Never be afraid to laugh at yourself, after all, you could be missing out on the joke of the century. — Dame Edna Everage
I have a simple question for you: If you were to rate yourself on a scale of 1 to 10, what would you choose?
All right, time’s up. But wait, I bet I can guess what you selected…Something close to a 7?
Well, if you’re my brother, you probably chose an 11 but that’s a different psychological discussion altogether. No, what you, honest reader, demonstrated is what’s known in the literature as BTAE.
Or, the Better Than Average Effect.
Also known as illusory superiority, this is the finding (actually one of the strongest and most consistent findings in the field) that people tend to view themselves as better than average in…just about everything they do.
Now, last week I provided scientific evidence for how people tend to view themselves as more attractive than they truthfully are, but here, I’m talking more about testable, tangible talents that you would think people would be able to recognize.
For example, in 1977 researchers went around to a couple hundred professors and asked them to rate themselves (similar to what I had you do) on the quality of their work.
94% of them said they were better than average.
Now it doesn’t take a PhD in statistics to realize that 94% of people can’t be better than average.
In another demonstration of this, let me pose you a second question: On a scale of 1 to 10, how do you rate your driving abilities?
Again, I bet you selected something better than average.
“But I am better than average!” you think. “I just know it! Those others are wrong, but I know I am.”
Funny thing: everyone who read that probably had the same thought.

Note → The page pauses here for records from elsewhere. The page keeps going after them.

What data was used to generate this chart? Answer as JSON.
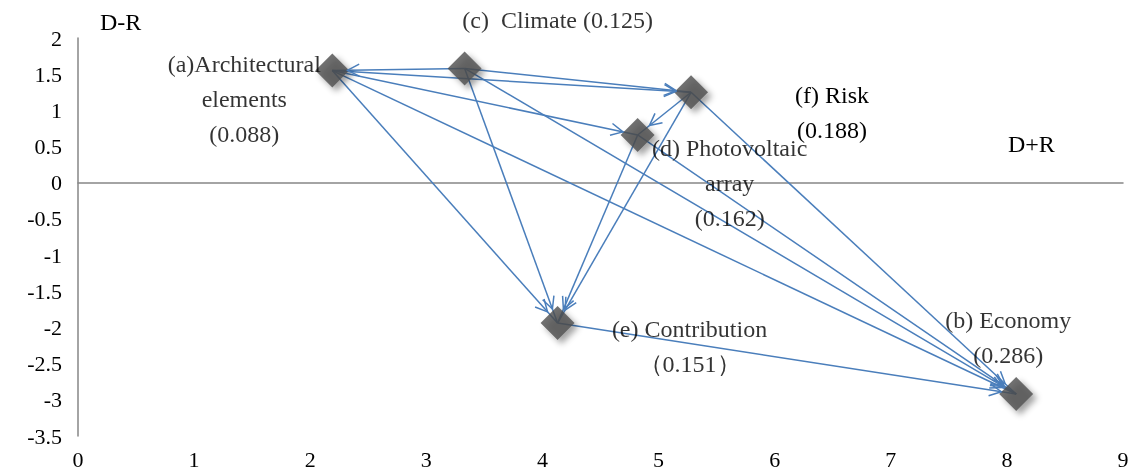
{
  "chart_data": {
    "type": "scatter",
    "xlabel": "D+R",
    "ylabel": "D-R",
    "xlim": [
      0,
      9
    ],
    "xticks": [
      0,
      1,
      2,
      3,
      4,
      5,
      6,
      7,
      8,
      9
    ],
    "ylim": [
      -3.5,
      2
    ],
    "yticks": [
      -3.5,
      -3,
      -2.5,
      -2,
      -1.5,
      -1,
      -0.5,
      0,
      0.5,
      1,
      1.5,
      2
    ],
    "series": [
      {
        "color": "#4d4d4d",
        "marker": "diamond",
        "x": [
          2.19,
          8.08,
          3.33,
          4.82,
          4.13,
          5.28
        ],
        "values": [
          1.55,
          -2.92,
          1.58,
          0.66,
          -1.94,
          1.25
        ]
      },
      {
        "type": "line",
        "color": "#4a7ebb",
        "x": [
          3.33,
          2.19
        ],
        "values": [
          1.58,
          1.55
        ]
      },
      {
        "type": "line",
        "color": "#4a7ebb",
        "x": [
          2.19,
          5.28
        ],
        "values": [
          1.55,
          1.25
        ]
      },
      {
        "type": "line",
        "color": "#4a7ebb",
        "x": [
          3.33,
          5.28
        ],
        "values": [
          1.58,
          1.25
        ]
      },
      {
        "type": "line",
        "color": "#4a7ebb",
        "x": [
          2.19,
          4.82
        ],
        "values": [
          1.55,
          0.66
        ]
      },
      {
        "type": "line",
        "color": "#4a7ebb",
        "x": [
          5.28,
          4.82
        ],
        "values": [
          1.25,
          0.66
        ]
      },
      {
        "type": "line",
        "color": "#4a7ebb",
        "x": [
          2.19,
          4.13
        ],
        "values": [
          1.55,
          -1.94
        ]
      },
      {
        "type": "line",
        "color": "#4a7ebb",
        "x": [
          3.33,
          4.13
        ],
        "values": [
          1.58,
          -1.94
        ]
      },
      {
        "type": "line",
        "color": "#4a7ebb",
        "x": [
          4.82,
          4.13
        ],
        "values": [
          0.66,
          -1.94
        ]
      },
      {
        "type": "line",
        "color": "#4a7ebb",
        "x": [
          5.28,
          4.13
        ],
        "values": [
          1.25,
          -1.94
        ]
      },
      {
        "type": "line",
        "color": "#4a7ebb",
        "x": [
          2.19,
          8.08
        ],
        "values": [
          1.55,
          -2.92
        ]
      },
      {
        "type": "line",
        "color": "#4a7ebb",
        "x": [
          3.33,
          8.08
        ],
        "values": [
          1.58,
          -2.92
        ]
      },
      {
        "type": "line",
        "color": "#4a7ebb",
        "x": [
          4.82,
          8.08
        ],
        "values": [
          0.66,
          -2.92
        ]
      },
      {
        "type": "line",
        "color": "#4a7ebb",
        "x": [
          5.28,
          8.08
        ],
        "values": [
          1.25,
          -2.92
        ]
      },
      {
        "type": "line",
        "color": "#4a7ebb",
        "x": [
          4.13,
          8.08
        ],
        "values": [
          -1.94,
          -2.92
        ]
      }
    ],
    "annotations": [
      {
        "text": "(a)Architectural\nelements\n(0.088)",
        "x": 2.19,
        "y": 1.55
      },
      {
        "text": "(b) Economy\n(0.286)",
        "x": 8.08,
        "y": -2.92
      },
      {
        "text": "(c)  Climate (0.125)",
        "x": 3.33,
        "y": 1.58
      },
      {
        "text": "(d) Photovoltaic\narray\n(0.162)",
        "x": 4.82,
        "y": 0.66
      },
      {
        "text": "(e) Contribution\n（0.151）",
        "x": 4.13,
        "y": -1.94
      },
      "(f) Risk\n(0.188)"
    ]
  }
}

Don’t be frustrated, though. Researchers have found over and again that people presume they’re a better than average driver. In fact, one survey revealed that about 75% of people believe they are significantly better than average.

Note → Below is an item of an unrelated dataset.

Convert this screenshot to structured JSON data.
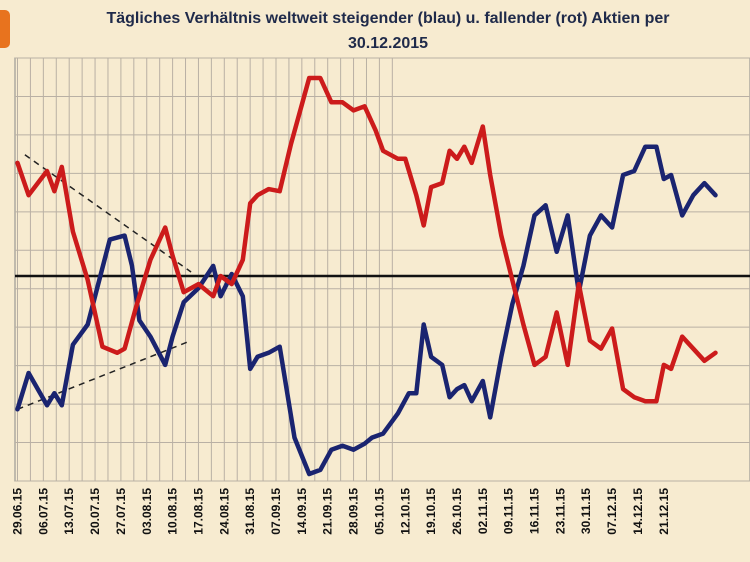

Now, before you start filling my comment box with evidence of how your A+ in driver’s ed, let me provide at least one reason for why BTAE occurs.
In a previous post, I discussed the fundamental attribution error, which essentially shows that when we succeed, we attribute the success to ourselves; however, when we fail, we attribute the failure to the external circumstances. When we view other people’s successes and failures, we tend to make the opposite assessment.
That is, if a classmate does really well on the test, you say she got lucky. If you do well on the test, it’s because you’re smart or worked hard. Therefore, as we go around every day witnessing the successes and failures of ourselves and others, it’s no wonder we think we’re better than average:
If we’re always attributing our successes to ourselves and other people’s successes to circumstance, then of course it makes sense why we would perceive ourselves as better than average.
Unfortunately, it’s called the fundamental attribution error for a reason.
(I’m trying to get better at including the references; however, I always presume no one wants to follow up on the research. Therefore, if I ever fail to include a reference, leave a comment and I’ll report the research “proving” my claims)
Williams, A. F. (2003). Views of U.S. drivers about driving safety. Journal of Safety Research, 34, 491- 494.
Williams, E. F., & Gilovich, T. (2008). Do people really believe that they are above average. Journal of Experimental Social Psychology, 44, 1121-1128.